The Selous Scouts often conducted clandestine operations within Rhodesia and abroad during the war. Schulenburg often participated in these operations, specialising in long-range reconnaissance missions in which he would be accompanied only by a single black scout. At least one of these missions took him deep into neighbouring Mozambique. On another occasion, as a lieutenant, commanding a remote post he established a small poultry farm to provide his men with fresh eggs. The poultry relocated frequently with the unit. In the aftermath of the successful Operation Eland Schulenburg participated in Operation Prawn against FRELIMO-controlled rail lines in Mozambique.

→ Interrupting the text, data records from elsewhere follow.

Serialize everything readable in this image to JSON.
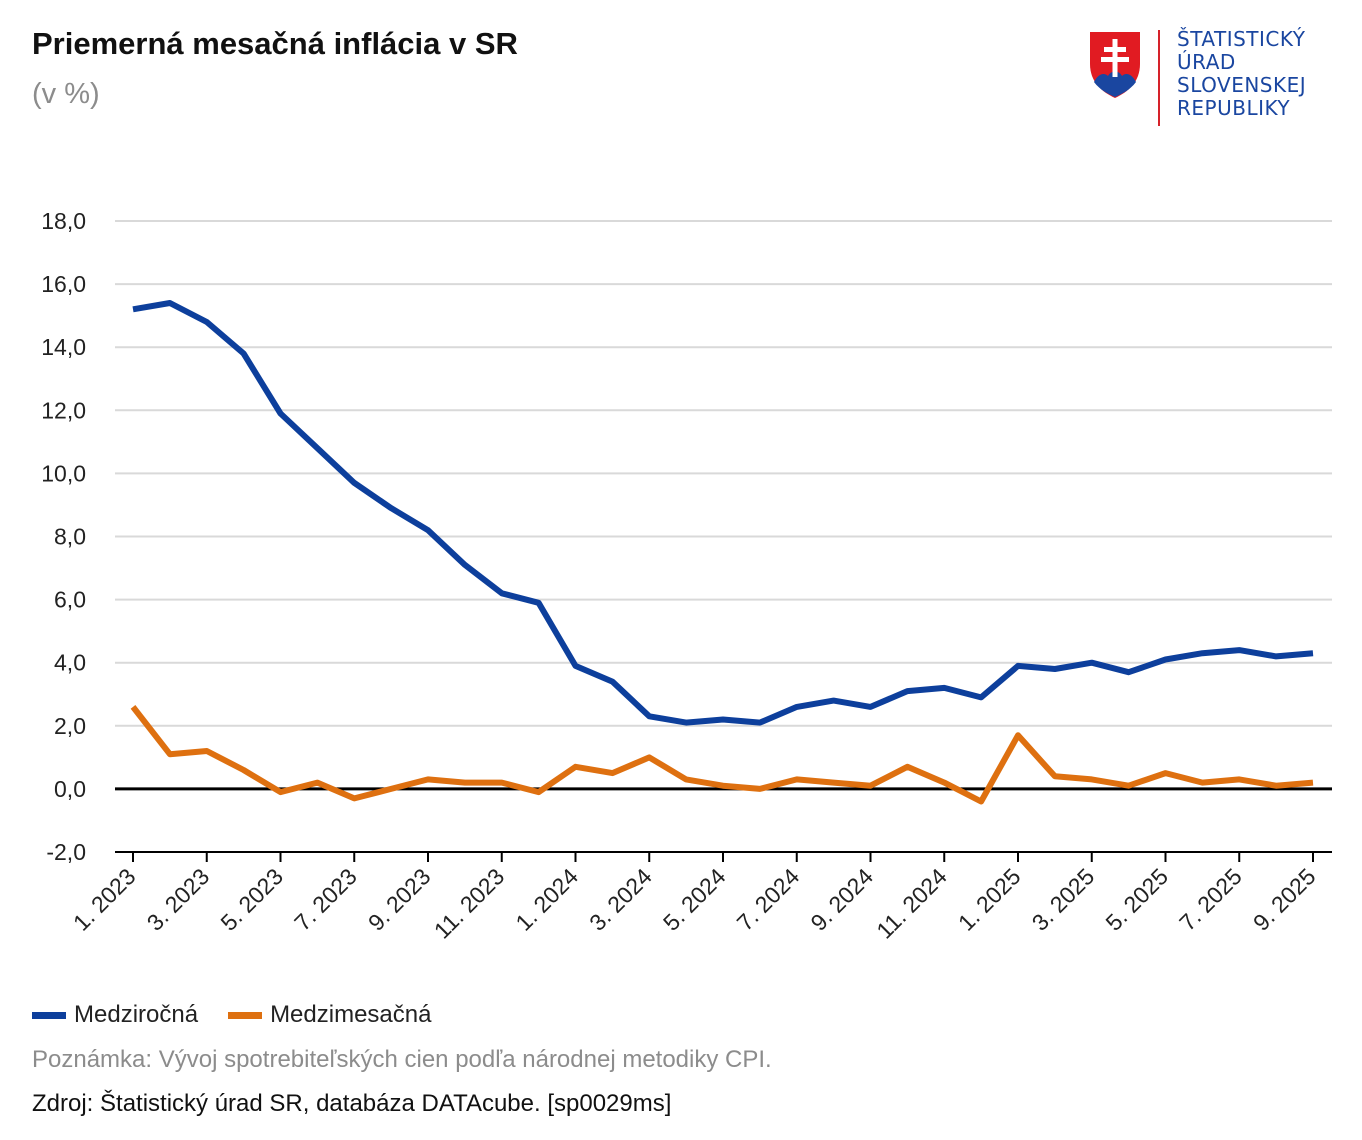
{
  "title": "Priemerná mesačná inflácia v SR",
  "subtitle": "(v %)",
  "logo": {
    "lines": [
      "ŠTATISTICKÝ",
      "ÚRAD",
      "SLOVENSKEJ",
      "REPUBLIKY"
    ],
    "icon": "slovak-coat-of-arms-icon",
    "text_color": "#1a46a0",
    "accent_color": "#d6222a"
  },
  "chart_data": {
    "type": "line",
    "x": [
      "1. 2023",
      "2. 2023",
      "3. 2023",
      "4. 2023",
      "5. 2023",
      "6. 2023",
      "7. 2023",
      "8. 2023",
      "9. 2023",
      "10. 2023",
      "11. 2023",
      "12. 2023",
      "1. 2024",
      "2. 2024",
      "3. 2024",
      "4. 2024",
      "5. 2024",
      "6. 2024",
      "7. 2024",
      "8. 2024",
      "9. 2024",
      "10. 2024",
      "11. 2024",
      "12. 2024",
      "1. 2025",
      "2. 2025",
      "3. 2025",
      "4. 2025",
      "5. 2025",
      "6. 2025",
      "7. 2025",
      "8. 2025",
      "9. 2025"
    ],
    "tick_labels": [
      "1. 2023",
      "3. 2023",
      "5. 2023",
      "7. 2023",
      "9. 2023",
      "11. 2023",
      "1. 2024",
      "3. 2024",
      "5. 2024",
      "7. 2024",
      "9. 2024",
      "11. 2024",
      "1. 2025",
      "3. 2025",
      "5. 2025",
      "7. 2025",
      "9. 2025"
    ],
    "series": [
      {
        "name": "Medziročná",
        "color": "#0d3f9c",
        "values": [
          15.2,
          15.4,
          14.8,
          13.8,
          11.9,
          10.8,
          9.7,
          8.9,
          8.2,
          7.1,
          6.2,
          5.9,
          3.9,
          3.4,
          2.3,
          2.1,
          2.2,
          2.1,
          2.6,
          2.8,
          2.6,
          3.1,
          3.2,
          2.9,
          3.9,
          3.8,
          4.0,
          3.7,
          4.1,
          4.3,
          4.4,
          4.2,
          4.3
        ]
      },
      {
        "name": "Medzimesačná",
        "color": "#de7010",
        "values": [
          2.6,
          1.1,
          1.2,
          0.6,
          -0.1,
          0.2,
          -0.3,
          0.0,
          0.3,
          0.2,
          0.2,
          -0.1,
          0.7,
          0.5,
          1.0,
          0.3,
          0.1,
          0.0,
          0.3,
          0.2,
          0.1,
          0.7,
          0.2,
          -0.4,
          1.7,
          0.4,
          0.3,
          0.1,
          0.5,
          0.2,
          0.3,
          0.1,
          0.2
        ]
      }
    ],
    "yticks": [
      "-2,0",
      "0,0",
      "2,0",
      "4,0",
      "6,0",
      "8,0",
      "10,0",
      "12,0",
      "14,0",
      "16,0",
      "18,0"
    ],
    "ylim": [
      -2,
      18
    ],
    "ystep": 2,
    "grid": true,
    "legend": "bottom-left"
  },
  "note": "Poznámka: Vývoj spotrebiteľských cien podľa národnej metodiky CPI.",
  "source": "Zdroj: Štatistický úrad SR, databáza DATAcube. [sp0029ms]"
}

== Grand Cross of Valour ==
On 24 March 1978, Schulenburg received Rhodesia's highest award for gallantry, the Grand Cross of Valour. He was the first recipient of the award and one of only two recipients in its history (the other being SAS commander Grahame Wilson). Schulenburg received the award for actions whilst serving as a captain in the Selous Scouts. He conducted a number of reconnaissance operations on the north-east Rhodesian border. On one occasion, he penetrated an enemy position to count the number of defenders and note their weaponry. Upon returning to his unit, which was cut-off from support and outnumbered, he led a successful frontal assault on the position. Schulenburg's black soldiers wrote to Reid-Daly to express their admiration for Schulenburg, noting "no man who has done what he has done should still be alive". Schulenburg has been described by historians Paul Moorcraft and Peter McLaughlin as "the most distinguished, and decorated, Rhodesian soldier".

The Rhodesian Bush War ended in 1979 with the Lancaster House Agreement and subsequent transition to black-majority rule as Zimbabwe. Schulenburg returned to South Africa, and by 1983 was the Transvaal region liaison officer of the Selous Scouts Regimental Association.